The initial effort sparked other programs that have significantly helped the poor: Medicare and Medicaid, food stamps, low-income housing, manpower training, minimum-wage improvements, aid to education, beneficial tax-law changes.
A new consciousness - and conscience - about America's poor has been evident. Even conservative Ronald Reagan acknowledged the need for a social ''safety net.''
Did every program of the 60's work? Was every dollar used to its maximum potential? Should every Great Society program be reinstated or increased? Of course not.
But we must also ask these questions: Has every defense contract yielded a perfect product, at minimum cost? Has every cancer project brought a cure? Has every space launching succeeded? Has every diplomatic initiative brought peace?
Why should a less than perfect record for social programs be less tolerable to society than failed economic, military or diplomatic policies?
Every day, thousands of babies are being born who - if we fail to take the necessary actions, public and private - are doomed to be poor for the rest of their lives. They may well be the parents of another generation of impoverished children 25 years hence.
He went on to ask:
Can we afford a renewed war on poverty? Is it even thinkable at a time of huge Federal deficits?

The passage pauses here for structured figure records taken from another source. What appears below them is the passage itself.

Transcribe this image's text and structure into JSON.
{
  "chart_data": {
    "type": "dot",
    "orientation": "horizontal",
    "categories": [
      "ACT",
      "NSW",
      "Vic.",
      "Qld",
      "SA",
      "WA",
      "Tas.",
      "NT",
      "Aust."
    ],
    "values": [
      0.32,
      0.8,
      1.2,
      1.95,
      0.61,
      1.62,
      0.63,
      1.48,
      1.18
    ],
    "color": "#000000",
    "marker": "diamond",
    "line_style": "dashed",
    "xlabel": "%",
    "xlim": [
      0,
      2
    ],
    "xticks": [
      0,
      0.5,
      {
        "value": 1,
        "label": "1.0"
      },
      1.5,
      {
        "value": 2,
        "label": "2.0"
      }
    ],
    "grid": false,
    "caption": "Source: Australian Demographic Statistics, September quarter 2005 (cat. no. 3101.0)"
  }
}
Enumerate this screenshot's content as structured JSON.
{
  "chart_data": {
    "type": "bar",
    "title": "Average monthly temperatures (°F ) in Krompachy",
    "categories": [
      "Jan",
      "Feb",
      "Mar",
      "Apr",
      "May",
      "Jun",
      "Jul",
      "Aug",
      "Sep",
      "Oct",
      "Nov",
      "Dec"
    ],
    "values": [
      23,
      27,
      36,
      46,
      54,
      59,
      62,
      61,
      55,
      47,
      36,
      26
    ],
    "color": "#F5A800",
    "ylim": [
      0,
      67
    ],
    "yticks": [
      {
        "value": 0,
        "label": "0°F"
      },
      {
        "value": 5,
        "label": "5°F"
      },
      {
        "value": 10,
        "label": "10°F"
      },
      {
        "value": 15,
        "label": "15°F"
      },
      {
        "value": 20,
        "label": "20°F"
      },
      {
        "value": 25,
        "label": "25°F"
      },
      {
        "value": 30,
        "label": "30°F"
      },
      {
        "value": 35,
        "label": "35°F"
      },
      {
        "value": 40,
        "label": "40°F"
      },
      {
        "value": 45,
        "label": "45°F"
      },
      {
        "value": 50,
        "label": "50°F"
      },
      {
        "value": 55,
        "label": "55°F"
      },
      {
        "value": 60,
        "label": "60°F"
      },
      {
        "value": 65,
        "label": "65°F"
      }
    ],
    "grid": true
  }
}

First, we cannot afford not to resume the war. One way or another, the problem will remain expensive. Somehow, we will provide for the survival needs of the poorest: welfare, food stamps, beds and roofs for the homeless, Medicaid. The fewer poor there are, the fewer the relief problems. Getting people out of poverty is the most cost-effective public investment.
Second, if the additional public funds required for adequate education and training and housing programs cannot come from increased or diverted Federal funds, taxes must be raised.
In 1939, a quarter century before Presidents John F. Kennedy and Johnson declared war on poverty, Franklin D. Roosevelt gave us a sound basis for judging our national character. ''The test of our progress,'' he said, ''is not whether we add more to the abundance of those who already have much; it is whether we do enough for those who have too little.''
Twenty-five years from today, will we be able to say we have met that test?
Well ok, let's give it another 25 years before we decide. We don't want to make a hasty decision.
Now the right wing will say that it's the remaining tattered elements of our safety net that have caused the ongoing poverty. Just ask Rand Paul who says that allowing long term unemployed people to keep some food in their bellies makes them lazy so we need to "help" them by throwing them off the rolls even when there are no jobs. This is how they always frame these issues: the poor are inferior childlike folk who just don't understand what it is to work hard and they need our tough love. (And those are the so-called compassionate ones!)
Much of the Great Society worked, but between the culture war, the Vietnam War and the war within the Democratic party, the whole thing was easily discredited by those who needed it nipped in the bud before it got out of hand and people began to think robust social welfare programs might actually be a good companion to our dynamic economic system. That would shatter the worldview of the Titans of Industry and the Masters of the Universe (not to mention certain Calvinist true believers) who need to think that only the naturally superior live at the top of our food chain.